More than 100 artists were invited to participate. They were mostly from the Bay Area, but Cushman solicited artists from all over the United States and beyond. Because the calendars were randomly collated in an edition of 385, no two had the same combinations of artists.

Dealing with her astonishing collection of artwork — both her own and that of others — after Cushman died in 2014 has been daunting. Her sister contacted the Xerox Corp. about the calendar project and the company gladly accepted one of the Color Xerox Annuals for its archives. From that donation, curators at the nearby SUNY at Brockport developed an exhibit in the fall of 2015 called the “Immovable Camera” built around the Color Xerox Annual and concentrating on Bay Area artists and work from the 1970s and ’80s.

This month, CEPA Gallery in Buffalo, New York, will present an expansive exhibition of copy art, with a major portion of the show devoted to California artists, most of them contributors to Barbara Cushman’s Color Xerox Annuals from the ’80s. The exhibition, titled “Fast, Cheap & Easy: The Copy Art Revolution,” will be a broader retrospective of the medium and will include more than 100 artists from the 1960s to the present, in addition to the calendar art. It continues from September 14 through December 15.

In 1982, Hal Fischer wrote in a review in Artweek magazine: “In the worlds of art and photography, copy art has the status of an illegitimate offspring.” A recent exhibition at the Whitney Museum of American Art in New York, collections and archives in France and Spain, and the upcoming show in Buffalo all seem to signal that this short-lived phenomenon that Cushman first championed at California and Fillmore might finally be getting its due.

Color Xerox art was featured at the opening of The Back Room in 1979.

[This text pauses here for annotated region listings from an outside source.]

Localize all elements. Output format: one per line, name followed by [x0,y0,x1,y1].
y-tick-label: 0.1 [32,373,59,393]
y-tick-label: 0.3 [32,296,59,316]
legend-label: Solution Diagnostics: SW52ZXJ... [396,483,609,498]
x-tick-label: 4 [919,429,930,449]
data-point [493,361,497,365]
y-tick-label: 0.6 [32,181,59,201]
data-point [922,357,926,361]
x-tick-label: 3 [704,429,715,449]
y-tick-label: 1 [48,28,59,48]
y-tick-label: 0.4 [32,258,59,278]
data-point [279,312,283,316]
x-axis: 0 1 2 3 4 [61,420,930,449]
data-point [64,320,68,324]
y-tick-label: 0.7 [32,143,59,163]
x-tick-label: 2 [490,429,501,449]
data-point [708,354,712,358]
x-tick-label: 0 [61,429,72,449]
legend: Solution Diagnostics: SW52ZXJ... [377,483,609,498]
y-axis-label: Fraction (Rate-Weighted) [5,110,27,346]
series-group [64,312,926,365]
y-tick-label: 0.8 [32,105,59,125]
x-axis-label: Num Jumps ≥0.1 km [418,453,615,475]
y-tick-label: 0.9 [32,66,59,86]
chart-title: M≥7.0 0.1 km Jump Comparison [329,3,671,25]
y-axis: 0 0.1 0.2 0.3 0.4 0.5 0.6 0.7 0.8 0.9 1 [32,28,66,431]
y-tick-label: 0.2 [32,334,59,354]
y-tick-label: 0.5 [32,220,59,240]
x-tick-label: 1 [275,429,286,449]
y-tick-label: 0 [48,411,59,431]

I met Barbara Cushman at the North Beach Photo Art Fair in the mid-70s when she still had her shop at 2404 California, just a few steps from Fillmore. I was showing traditional and hand-tinted photographs, and we became art buddies and dear friends from then on. I don’t recall seeing any copy art at that fair, but I had heard the buzz about color Xerox.

In 1978, my painter friend Diane Best and I opened the Postcard Palace in North Beach, an art postcard store based on a shop called Untitled in New York’s Soho district. Best and I were both artists and avid postcard collectors, but we wanted our store to reflect more of a San Francisco spirit. And we wanted to support local artists. Punk was big, mail art was big — and color Xerox was all the rage.

Barbara Cushman was already on it. After her iconic show in 1979, she gave up retail and embarked on her equally iconic calendar project. Meanwhile, Electro Arts, a studio and gallery for copy art, joined forces with the Postcard Palace, bringing along its color Xerox copier. We were working with artists and experimenting with all things possible on this amazing machine.

I was making images by laying actual objects on the platen of the copier. I was totally intrigued by the brilliant color, texture and detail captured by the copier. I started copying my clothing, a favorite pair of shoes and old never-worn anklets I found at a thrift store with their “Women’s Work” label and tags still intact. It was my way of preserving objects that amused me, that I liked, that I knew wouldn’t last forever. And it was fast — especially compared to shooting with a camera, developing, printing and then painting with oil paints, which is what I had been doing.

I was hooked.

Just framing the prints made on the copier seemed too tame for all that plastic color and jive, so I began mounting them on foam core, then cutting out the shapes so they would “float” on the wall. Then I wanted to see those mundane things bigger, oversized, ludicrous. I began to enlarge them through a series of steps and a lot of handwork, puzzling together pieces until a pair of shoes became two or three times life size.

I’ve been asked to send some of these to the “Fast, Cheap & Easy” exhibition of copy art opening this month in Buffalo, New York.

Computers, digital cameras, scanners and all the associated technology very quickly changed image making forever. The ease and speed is reminiscent of the color copier, but it seems so much more refined and tame than the luscious layers of heat-fused shiny ink that we got on those color Xerox copiers the size of washing machines we wrangled back in the ’80s.